Lettuce will germinate at soil temperatures of 32°F, but the optimum and maximum soil temperature is 75°F. When seeded at a soil temperature of 80°F, the seed will not germinate but rather remain dormant until cooler temperatures prevail. Lettuce that is already established and subjected to high temperatures will bolt and form a seed head. Generally lettuce, endive and escarole have the same spacing, seeding and fertility requirements. Because lettuce is generally harvested on a once-over basis, uniformity at harvest is essential. Growers should purchase the best quality seed available to help ensure the uniformity of the crop. Precision seeding, with modern planters, and coated seed can enhance uniformity. Irrigation immediately after seeding also promotes uniform emergence.
Since lettuce matures so quickly (40 to 50 days), and days to harvest is impacted by temperature, it is crucial to plant several plantings of lettuces to get consistent production throughout the summer.
Transplants are often used for lettuce production. Transplants can be used all season, from mid-April to August 1. Some growers find that the use of floating row covers over the bed in combination with early transplanting will provide an earlier lettuce crop for a specialty market. Hardened transplants should be transplanted when they are 3 to 4 weeks old. Hardening of lettuce transplants is accomplished by withholding water and gradually reducing temperatures for 10 days before the planned transplant date. If using transplants, use of a liquid starter fertilizer at planting time can reduce transplant shock. If using a starter fertilizer, mix at a rate of 2 lbs/50 gal water and apply 4 to 8 fluid ounces per transplant. Harvest will be in about 6 weeks. Varieties that do well as transplants even in mid-summer and are very slow to bolt include Adriana (Boston), Slobolt (green leaf), New Red Fire (red leaf), and Green Forest (Romaine). In hot summer conditions, starting transplants in the greenhouse or shade house provides better germination than in the field.

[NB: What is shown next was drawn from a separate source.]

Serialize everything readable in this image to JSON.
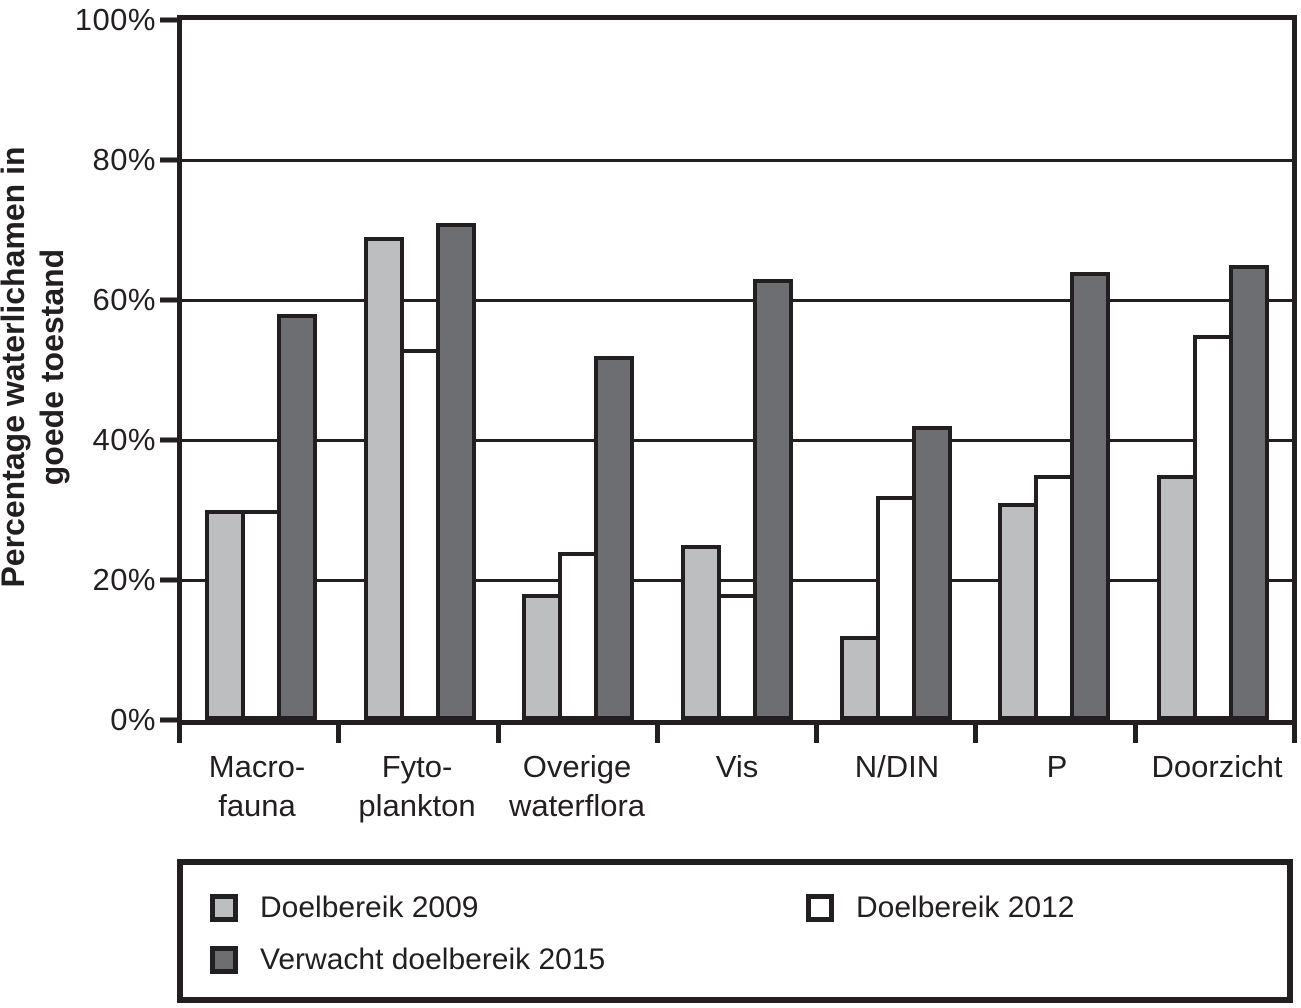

Many growers that use polyethylene mulches for water conservation and weed control prefer to use plastic that is white on one surface and black on the other (white on black) for growing lettuce and other cool season vegetables. White-on-black plastic cools soil temperatures by up to a few degrees in high temperature conditions; this small amount of cooling can reduce the tendency of lettuces to bolt in high temperatures.
Harvest and Storage
Lettuce, escarole and endive are fragile. Heading lettuces, endive and escarole are more easily stored than leaf lettuces. Low temperatures and high relative humidity are needed to prevent wilting. These crops are damaged by freezing temperatures (32F), but should be cooled as quickly as possible and maintained as close to 32F as possible with 98-100% relative humidity.